Des loyers étant demeurés impayés, le bailleur a délivré au preneur, par acte d’huissier délivré le 5 juin 2025, un commandement de payer la somme de 6221,83 euros au titre des loyers échus à cette date.
Se prévalant de l’acquisition de la clause résolutoire stipulée au contrat de bail, la société Borghese 10 a, par exploit délivré le 26 septembre 2025, fait citer la société KSM Alimentation devant le président du tribunal judiciaire de Paris, statuant en référé, aux fins de :
— constater l’acquisition de la clause résolutoire à compter du 5 juillet 2025,
— ordonner l’expulsion de la défenderesse et de tout occupant de son chef avec au besoin l’assistance de la force publique et d’un serrurier, sous astreinte de 300€ par jour de retard à compter de l’ordonnance, outre la séquestration des meubles conformément à la loi,
— condamner la défenderesse au paiement de la somme provisionnelle de 9021,60 € au titre des sommes impayées au 11 août 2025, 3ème trimestre 2025 inclus, avec intérêts au taux de retard à compter de leur exigibilité, ainsi qu’au paiement d’une indemnité d’occupation mensuelle forfaitaire de 1678,18€ HT, HC, à compter du 5 juillet 2025 jusqu’à libération des lieux,
— la condamner au paiement d’une somme provisionnelle de 902,16€ au titre de la clause pénale,
— l’autoriser à conserver le dépôt de garantie qui lui restera acquis à titre de provision sur dommages et intérêts,
— ordonner la capitalisation des intérêts,
— condamner la défenderesse au paiement de la somme de 3000 euros au titre de l’article 700 du code de procédure civile, ainsi qu’aux dépens.

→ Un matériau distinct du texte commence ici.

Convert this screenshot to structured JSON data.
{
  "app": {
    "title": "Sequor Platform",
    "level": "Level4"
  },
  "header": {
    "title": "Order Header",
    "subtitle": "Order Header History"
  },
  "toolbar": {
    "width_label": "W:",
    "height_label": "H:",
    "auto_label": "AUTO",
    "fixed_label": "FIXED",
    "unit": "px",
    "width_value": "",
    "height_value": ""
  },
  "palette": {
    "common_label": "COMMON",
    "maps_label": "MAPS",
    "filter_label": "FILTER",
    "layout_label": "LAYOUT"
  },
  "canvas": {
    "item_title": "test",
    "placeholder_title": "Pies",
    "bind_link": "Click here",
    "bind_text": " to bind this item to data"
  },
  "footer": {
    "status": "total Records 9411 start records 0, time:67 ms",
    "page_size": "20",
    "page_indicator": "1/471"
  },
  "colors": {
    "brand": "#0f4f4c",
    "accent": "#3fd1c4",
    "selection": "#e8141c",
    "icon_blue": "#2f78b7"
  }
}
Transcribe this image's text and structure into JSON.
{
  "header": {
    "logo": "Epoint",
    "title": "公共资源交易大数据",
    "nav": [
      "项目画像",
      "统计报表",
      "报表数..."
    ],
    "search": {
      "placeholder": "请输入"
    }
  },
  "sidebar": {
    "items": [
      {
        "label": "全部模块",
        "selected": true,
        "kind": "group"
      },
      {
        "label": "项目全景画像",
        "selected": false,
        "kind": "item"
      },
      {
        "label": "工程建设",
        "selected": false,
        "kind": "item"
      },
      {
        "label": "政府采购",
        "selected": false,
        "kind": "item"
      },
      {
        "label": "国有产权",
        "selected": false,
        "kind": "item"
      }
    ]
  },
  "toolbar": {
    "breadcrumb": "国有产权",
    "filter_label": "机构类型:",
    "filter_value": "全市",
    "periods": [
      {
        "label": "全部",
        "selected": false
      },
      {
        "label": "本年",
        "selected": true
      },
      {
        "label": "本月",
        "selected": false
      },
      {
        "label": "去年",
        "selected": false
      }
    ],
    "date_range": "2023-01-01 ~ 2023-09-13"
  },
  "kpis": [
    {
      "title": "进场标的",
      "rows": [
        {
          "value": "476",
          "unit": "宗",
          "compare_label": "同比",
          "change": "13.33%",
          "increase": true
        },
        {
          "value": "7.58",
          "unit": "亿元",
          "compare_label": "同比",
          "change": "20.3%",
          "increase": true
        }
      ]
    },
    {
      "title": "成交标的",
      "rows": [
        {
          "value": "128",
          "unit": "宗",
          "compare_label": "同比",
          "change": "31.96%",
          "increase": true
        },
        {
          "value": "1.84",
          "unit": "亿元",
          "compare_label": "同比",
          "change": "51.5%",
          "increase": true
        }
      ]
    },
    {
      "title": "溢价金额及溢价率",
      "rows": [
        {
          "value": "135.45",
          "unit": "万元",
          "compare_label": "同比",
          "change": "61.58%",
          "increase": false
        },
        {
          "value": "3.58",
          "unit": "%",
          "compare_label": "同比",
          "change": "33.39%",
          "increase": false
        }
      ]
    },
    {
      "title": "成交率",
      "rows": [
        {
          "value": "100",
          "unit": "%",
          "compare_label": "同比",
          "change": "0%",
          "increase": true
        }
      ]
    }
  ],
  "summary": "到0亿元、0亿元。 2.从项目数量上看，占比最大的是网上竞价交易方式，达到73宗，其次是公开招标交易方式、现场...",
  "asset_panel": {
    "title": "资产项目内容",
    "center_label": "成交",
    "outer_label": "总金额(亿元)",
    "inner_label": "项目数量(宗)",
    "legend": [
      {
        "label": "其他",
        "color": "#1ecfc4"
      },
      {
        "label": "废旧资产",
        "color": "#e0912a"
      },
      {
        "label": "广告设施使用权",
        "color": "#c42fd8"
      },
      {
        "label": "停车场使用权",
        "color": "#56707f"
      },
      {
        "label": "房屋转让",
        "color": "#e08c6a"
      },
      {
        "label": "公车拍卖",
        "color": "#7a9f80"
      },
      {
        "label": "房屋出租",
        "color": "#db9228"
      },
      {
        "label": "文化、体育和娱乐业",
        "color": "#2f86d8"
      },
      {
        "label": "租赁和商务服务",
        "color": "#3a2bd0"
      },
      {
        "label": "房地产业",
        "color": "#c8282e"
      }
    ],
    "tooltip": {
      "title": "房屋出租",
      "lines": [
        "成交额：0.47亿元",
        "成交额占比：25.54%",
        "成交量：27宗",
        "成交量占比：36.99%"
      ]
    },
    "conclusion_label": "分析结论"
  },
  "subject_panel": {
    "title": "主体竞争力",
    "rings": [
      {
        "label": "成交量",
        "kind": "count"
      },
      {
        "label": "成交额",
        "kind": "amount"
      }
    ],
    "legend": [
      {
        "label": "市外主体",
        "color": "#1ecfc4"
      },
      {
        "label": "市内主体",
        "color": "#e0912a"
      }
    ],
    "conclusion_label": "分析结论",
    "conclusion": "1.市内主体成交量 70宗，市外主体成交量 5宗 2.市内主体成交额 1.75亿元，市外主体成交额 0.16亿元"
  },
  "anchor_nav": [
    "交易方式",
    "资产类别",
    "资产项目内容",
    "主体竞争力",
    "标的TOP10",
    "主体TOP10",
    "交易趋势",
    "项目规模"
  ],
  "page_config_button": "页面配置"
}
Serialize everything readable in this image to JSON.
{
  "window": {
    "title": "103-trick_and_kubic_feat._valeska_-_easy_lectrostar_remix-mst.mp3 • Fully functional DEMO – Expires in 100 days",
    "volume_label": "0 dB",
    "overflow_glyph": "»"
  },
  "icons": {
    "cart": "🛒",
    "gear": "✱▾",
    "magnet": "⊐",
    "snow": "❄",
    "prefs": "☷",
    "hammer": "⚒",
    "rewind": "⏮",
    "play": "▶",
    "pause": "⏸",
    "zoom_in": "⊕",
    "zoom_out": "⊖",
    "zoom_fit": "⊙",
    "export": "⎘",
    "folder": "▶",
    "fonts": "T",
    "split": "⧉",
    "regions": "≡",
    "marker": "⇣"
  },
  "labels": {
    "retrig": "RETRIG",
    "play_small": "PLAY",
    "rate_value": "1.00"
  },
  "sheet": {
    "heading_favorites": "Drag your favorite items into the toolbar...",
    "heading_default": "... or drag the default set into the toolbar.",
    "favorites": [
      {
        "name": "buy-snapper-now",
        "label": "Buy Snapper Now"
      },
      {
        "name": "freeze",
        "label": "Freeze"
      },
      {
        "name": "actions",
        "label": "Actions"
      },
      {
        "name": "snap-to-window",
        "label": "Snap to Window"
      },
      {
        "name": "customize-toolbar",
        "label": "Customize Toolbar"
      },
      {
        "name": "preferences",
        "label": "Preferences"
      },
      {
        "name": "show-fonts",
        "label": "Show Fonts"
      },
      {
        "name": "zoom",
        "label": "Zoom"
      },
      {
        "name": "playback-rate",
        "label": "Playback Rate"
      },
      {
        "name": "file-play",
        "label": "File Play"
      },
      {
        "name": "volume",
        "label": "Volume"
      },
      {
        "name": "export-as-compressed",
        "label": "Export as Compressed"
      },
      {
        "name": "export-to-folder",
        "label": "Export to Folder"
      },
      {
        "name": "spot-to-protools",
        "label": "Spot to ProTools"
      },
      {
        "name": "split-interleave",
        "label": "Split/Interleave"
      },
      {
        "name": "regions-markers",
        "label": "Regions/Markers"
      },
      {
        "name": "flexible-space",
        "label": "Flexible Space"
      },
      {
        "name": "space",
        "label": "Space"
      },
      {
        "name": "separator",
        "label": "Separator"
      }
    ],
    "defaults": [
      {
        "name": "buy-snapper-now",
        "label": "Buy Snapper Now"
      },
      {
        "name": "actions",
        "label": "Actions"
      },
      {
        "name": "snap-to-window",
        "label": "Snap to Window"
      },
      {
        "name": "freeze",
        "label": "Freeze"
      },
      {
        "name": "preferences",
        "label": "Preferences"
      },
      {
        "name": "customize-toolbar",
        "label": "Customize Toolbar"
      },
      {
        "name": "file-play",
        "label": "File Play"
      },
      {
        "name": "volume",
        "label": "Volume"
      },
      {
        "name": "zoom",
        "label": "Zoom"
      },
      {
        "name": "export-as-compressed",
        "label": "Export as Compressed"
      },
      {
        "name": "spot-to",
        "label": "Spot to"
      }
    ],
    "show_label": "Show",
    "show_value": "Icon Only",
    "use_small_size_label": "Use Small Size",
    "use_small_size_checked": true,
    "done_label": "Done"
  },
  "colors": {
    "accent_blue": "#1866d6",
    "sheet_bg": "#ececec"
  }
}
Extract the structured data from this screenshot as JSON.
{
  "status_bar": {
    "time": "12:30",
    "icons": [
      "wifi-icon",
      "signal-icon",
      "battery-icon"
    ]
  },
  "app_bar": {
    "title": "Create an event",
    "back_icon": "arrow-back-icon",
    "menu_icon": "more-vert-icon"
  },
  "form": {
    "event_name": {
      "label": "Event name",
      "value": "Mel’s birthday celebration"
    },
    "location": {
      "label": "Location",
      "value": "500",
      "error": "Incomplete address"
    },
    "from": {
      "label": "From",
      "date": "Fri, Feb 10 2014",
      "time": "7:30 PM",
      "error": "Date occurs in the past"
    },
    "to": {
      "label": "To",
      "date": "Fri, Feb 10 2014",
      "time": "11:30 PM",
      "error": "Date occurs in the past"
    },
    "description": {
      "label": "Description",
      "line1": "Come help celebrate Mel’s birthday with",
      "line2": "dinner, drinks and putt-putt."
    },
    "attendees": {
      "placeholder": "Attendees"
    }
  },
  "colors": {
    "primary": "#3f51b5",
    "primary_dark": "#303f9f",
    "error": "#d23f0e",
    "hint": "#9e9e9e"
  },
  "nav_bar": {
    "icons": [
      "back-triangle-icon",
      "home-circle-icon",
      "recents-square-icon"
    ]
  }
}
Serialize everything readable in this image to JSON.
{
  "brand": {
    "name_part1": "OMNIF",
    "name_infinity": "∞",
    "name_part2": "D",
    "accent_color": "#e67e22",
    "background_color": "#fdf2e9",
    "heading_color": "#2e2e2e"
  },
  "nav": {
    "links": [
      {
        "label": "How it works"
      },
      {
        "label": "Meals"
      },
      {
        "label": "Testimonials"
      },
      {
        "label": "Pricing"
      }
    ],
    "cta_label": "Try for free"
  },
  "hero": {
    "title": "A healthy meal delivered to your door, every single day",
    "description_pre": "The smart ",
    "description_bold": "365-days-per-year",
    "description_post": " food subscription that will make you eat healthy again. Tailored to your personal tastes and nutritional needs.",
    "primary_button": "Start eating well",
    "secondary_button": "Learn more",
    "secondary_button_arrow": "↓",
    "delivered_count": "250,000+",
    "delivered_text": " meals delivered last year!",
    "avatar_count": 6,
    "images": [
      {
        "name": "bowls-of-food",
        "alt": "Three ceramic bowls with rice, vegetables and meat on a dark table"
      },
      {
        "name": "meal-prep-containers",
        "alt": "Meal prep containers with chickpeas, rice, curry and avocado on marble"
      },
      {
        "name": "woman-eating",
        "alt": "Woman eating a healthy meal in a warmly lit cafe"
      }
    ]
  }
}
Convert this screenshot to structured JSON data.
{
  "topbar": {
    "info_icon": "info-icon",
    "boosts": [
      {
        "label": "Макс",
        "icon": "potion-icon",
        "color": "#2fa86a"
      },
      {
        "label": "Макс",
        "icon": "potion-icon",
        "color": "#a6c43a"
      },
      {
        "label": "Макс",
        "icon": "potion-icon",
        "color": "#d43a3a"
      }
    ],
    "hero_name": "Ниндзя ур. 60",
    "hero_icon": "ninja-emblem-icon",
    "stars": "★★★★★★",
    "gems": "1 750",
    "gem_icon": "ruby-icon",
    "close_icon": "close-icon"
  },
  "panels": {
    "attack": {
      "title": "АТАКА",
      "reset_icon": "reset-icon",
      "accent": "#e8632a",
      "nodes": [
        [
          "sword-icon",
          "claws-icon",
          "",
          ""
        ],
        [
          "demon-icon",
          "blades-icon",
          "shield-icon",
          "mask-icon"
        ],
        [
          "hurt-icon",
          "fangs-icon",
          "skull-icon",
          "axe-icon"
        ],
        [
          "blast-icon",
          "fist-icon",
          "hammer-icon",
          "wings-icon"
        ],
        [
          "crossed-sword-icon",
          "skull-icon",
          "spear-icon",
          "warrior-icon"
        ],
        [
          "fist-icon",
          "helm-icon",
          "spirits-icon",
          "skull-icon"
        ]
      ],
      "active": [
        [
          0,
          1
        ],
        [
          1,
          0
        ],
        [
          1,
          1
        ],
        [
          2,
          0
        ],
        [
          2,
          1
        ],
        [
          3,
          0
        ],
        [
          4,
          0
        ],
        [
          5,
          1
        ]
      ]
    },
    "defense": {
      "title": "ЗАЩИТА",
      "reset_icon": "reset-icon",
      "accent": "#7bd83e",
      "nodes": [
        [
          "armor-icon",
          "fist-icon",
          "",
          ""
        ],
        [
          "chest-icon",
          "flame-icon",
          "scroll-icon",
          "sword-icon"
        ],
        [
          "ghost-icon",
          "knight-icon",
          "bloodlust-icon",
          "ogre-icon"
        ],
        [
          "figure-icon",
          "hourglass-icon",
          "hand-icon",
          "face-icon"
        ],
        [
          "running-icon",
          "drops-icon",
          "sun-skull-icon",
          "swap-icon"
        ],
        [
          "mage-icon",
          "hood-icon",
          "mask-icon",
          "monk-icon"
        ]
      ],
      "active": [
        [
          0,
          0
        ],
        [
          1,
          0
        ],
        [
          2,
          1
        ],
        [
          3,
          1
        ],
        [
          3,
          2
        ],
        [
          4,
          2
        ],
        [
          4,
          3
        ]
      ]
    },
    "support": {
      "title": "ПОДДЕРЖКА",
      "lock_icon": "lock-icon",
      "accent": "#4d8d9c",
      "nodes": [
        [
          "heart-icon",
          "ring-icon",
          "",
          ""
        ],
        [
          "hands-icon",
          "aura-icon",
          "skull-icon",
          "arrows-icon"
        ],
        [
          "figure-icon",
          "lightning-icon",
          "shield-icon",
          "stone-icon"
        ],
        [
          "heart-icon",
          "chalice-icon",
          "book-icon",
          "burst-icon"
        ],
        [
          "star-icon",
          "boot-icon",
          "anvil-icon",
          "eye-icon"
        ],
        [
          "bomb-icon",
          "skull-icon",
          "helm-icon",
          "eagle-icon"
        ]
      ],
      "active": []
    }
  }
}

A l’audience du 25 novembre 2025, les parties ont toutes deux comparu en la personne de leur conseil et un renvoi a été ordonné à leur demande.
A l’audience du 20 janvier 2026, la requérante actualise la dette locative à la somme de 4468,67€ terme de janvier 2026 inclus et sollicite le bénéfice de son acte introductif d’instance.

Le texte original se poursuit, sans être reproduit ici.